For some, this news is of the stomach-churning kind. However, this is not the work of a cannibal, psychopath, or Hannibal Lecter himself. This is actually quite the practice in the 17th century. In fact, a French bible dating back to the 13th century was even covered in human epidermis.
Although the book "Des destinees de l'ame" had been in the possession of Harvard's Houghton Library since 1934, it's only recently that experts have confirmed the tome's binding is actually human skin, CNN reported.
"Scientists and conservators carried out a series of tests on Houghton Library's copy of the French writer Arsene Houssaye's 'Des destinees de l'ame' and concluded with 99.9% confidence that the binding material came from a human," the news source said.
"According to the library, Houssaye presented the text, described as 'a meditation on the soul and life after death,' to one of his friends, a book-loving medical doctor, in the mid-1880s," CNN continued. "The recipient, Dr. Ludovic Bouland, bound the book 'with skin from the unclaimed body of a female mental patient who had died of a stroke.'"
Dr. Bouland then wrote a note in the volume, saying that "a book about the human soul deserved to have a human covering."
Apparently, this volume is not the only one in his collection that is covered in human skin. His copy of Séverin Pineau's "De integritatis & corruptionis virginum notis" was also bound in such a material and is now in the possession of London's Wellcome Library and is tanned with a natural dye called sumac.

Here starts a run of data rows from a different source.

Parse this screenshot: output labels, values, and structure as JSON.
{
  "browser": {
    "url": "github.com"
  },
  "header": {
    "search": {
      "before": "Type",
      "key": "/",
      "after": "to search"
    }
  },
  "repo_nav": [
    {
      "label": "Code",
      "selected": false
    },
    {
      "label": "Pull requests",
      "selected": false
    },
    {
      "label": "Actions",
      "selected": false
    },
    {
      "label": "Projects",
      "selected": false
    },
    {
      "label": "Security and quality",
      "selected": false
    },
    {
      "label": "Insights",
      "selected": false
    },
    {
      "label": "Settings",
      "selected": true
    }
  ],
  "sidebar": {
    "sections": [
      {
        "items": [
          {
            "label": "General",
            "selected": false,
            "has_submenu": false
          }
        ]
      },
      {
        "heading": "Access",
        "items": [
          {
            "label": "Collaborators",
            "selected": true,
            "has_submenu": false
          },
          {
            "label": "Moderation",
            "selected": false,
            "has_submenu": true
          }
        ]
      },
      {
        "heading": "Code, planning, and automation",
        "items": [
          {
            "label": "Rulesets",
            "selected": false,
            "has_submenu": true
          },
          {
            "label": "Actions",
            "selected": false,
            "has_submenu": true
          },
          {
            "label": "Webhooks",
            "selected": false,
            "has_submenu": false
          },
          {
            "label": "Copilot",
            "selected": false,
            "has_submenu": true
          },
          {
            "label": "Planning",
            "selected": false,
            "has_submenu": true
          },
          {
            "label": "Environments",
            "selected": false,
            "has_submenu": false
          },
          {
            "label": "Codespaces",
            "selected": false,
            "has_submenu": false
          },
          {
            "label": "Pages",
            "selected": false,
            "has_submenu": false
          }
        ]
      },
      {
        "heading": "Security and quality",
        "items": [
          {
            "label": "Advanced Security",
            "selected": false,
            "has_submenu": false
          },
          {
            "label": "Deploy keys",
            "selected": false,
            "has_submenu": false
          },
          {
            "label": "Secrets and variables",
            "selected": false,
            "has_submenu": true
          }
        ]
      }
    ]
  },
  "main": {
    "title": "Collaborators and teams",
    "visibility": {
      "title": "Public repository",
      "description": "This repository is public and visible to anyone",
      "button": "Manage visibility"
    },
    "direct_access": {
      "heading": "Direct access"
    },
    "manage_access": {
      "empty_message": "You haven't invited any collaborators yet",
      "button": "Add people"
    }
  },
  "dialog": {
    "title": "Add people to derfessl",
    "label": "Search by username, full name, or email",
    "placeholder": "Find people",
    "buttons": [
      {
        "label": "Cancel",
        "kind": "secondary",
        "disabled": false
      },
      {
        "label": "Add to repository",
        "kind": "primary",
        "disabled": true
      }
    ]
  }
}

This kind of binding approach is called anthropodermic bibliopegy, which is descrived by Harvard as "the binding of books in human skin." "The confessions of criminals were occasionally bound in the skin of the convicted, or an individual might request to be memorialized for family or lovers in the form of a book," the university's online publication noted.
Although rumor has it that there are at least three books in Harvard's collection that were covered in human hide, the library maintained that the Houghton book is the only one officially recognized as having been bound in human skin. The others were found to be actually covered in sheepskin.